Produced by Francis and recorded in their longtime studio (located in the basement of the Greenwich Village building they grew up in), Good Man arrives as the most visionary and elaborately realized output yet from a polymathic artist known for collaborating with the likes of Angélique Kidjo, Sharon Jones & The Dap-Kings, and Arcade Fire’s Will Butler.
“I grew up with boy-band posters from floor to ceiling in my bedroom, and that music very much dominated my life when I was young,” they point out. “Later on I studied Afrobeat music and started playing with different groups in that world, which helped me to get to a place where I could be totally free in my musical expression.” Also naming shapeshifters like Prince and David Bowie among their essential touchstones, Francis ultimately alchemized those inspirations into a highly percussive form of art-pop, both lavishly orchestrated and visceral in impact.
As an artist indelibly informed by the kinetic energy and eclecticism of New York City, Francis drew immense inspiration from their hometown: “At the start of the protests and the resurgence of Black Lives Matter, I realized the most direct way I could help was to get a drum and go out to marches and keep a beat for organizers,” says Francis, who soon assisted a friend in the founding of a New York-based collective called Musicians United. “In the beginning the goal was to get involved with anti-racist work, but the experiences I had and the people I met through the Black Trans Lives Matter movement opened up my whole world. It gave me a new mirror to see myself in, and helped me to find my own queerness and nonbinaryness.”
Francis finally realized: “When I’m in my studio, it feels like being completely free of the outside world, free of gender, free of everything except me. I feel like I’m finally figuring out how to take that freedom beyond my musical expression and bring it into every aspect of my life. Now I want to share that feeling with everybody.”

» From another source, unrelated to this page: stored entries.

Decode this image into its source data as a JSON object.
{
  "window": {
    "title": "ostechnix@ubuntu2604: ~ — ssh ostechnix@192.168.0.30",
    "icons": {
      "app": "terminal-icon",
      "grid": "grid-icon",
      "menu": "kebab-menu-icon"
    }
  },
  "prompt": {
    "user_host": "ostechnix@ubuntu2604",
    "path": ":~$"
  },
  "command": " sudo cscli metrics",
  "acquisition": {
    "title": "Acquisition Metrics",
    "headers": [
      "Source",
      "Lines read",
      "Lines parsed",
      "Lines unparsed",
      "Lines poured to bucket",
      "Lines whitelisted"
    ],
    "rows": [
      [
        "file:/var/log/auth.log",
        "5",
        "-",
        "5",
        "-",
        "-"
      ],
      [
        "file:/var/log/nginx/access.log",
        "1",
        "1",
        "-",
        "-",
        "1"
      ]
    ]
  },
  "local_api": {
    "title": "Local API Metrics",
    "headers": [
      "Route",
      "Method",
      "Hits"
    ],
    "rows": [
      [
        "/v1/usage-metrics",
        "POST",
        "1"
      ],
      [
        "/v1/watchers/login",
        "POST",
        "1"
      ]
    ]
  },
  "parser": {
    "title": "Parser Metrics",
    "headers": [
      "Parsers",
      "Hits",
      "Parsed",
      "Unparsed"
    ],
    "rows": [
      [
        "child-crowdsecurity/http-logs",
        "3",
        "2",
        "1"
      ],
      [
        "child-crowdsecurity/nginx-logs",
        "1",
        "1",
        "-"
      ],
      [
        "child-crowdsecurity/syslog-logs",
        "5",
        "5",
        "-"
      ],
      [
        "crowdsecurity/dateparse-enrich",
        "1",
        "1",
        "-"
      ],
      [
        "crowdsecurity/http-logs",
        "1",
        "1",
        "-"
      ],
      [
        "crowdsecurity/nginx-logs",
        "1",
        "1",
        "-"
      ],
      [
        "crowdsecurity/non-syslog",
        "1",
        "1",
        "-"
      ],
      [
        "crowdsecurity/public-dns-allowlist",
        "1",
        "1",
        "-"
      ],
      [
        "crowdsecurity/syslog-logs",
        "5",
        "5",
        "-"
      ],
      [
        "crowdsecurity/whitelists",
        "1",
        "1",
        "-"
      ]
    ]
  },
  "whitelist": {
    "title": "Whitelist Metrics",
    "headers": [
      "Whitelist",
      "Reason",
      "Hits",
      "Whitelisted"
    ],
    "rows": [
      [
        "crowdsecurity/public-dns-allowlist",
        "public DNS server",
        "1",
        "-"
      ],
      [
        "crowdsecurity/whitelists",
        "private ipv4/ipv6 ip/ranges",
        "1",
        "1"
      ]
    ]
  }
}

Polymathic artist Miles Francis is already known amongst musicians as one of the best kept secrets of the NYC music scene. Since they started playing – first the drums at 6, then guitar, bass, keyboards, other percussion – they have been an audiophile of the highest order. As a working musician, Miles has collaborated and performed with Sharon Jones, Amber Mark, Angelique Kidjo, Allen Toussaint, Tunde Adebimpe (TV on the Radio) and many others; toured the world with Will Butler (Arcade Fire), Antibalas, and EMEFE; and appeared on shows like Late Night with Jimmy Fallon and The Late Show with David Letterman.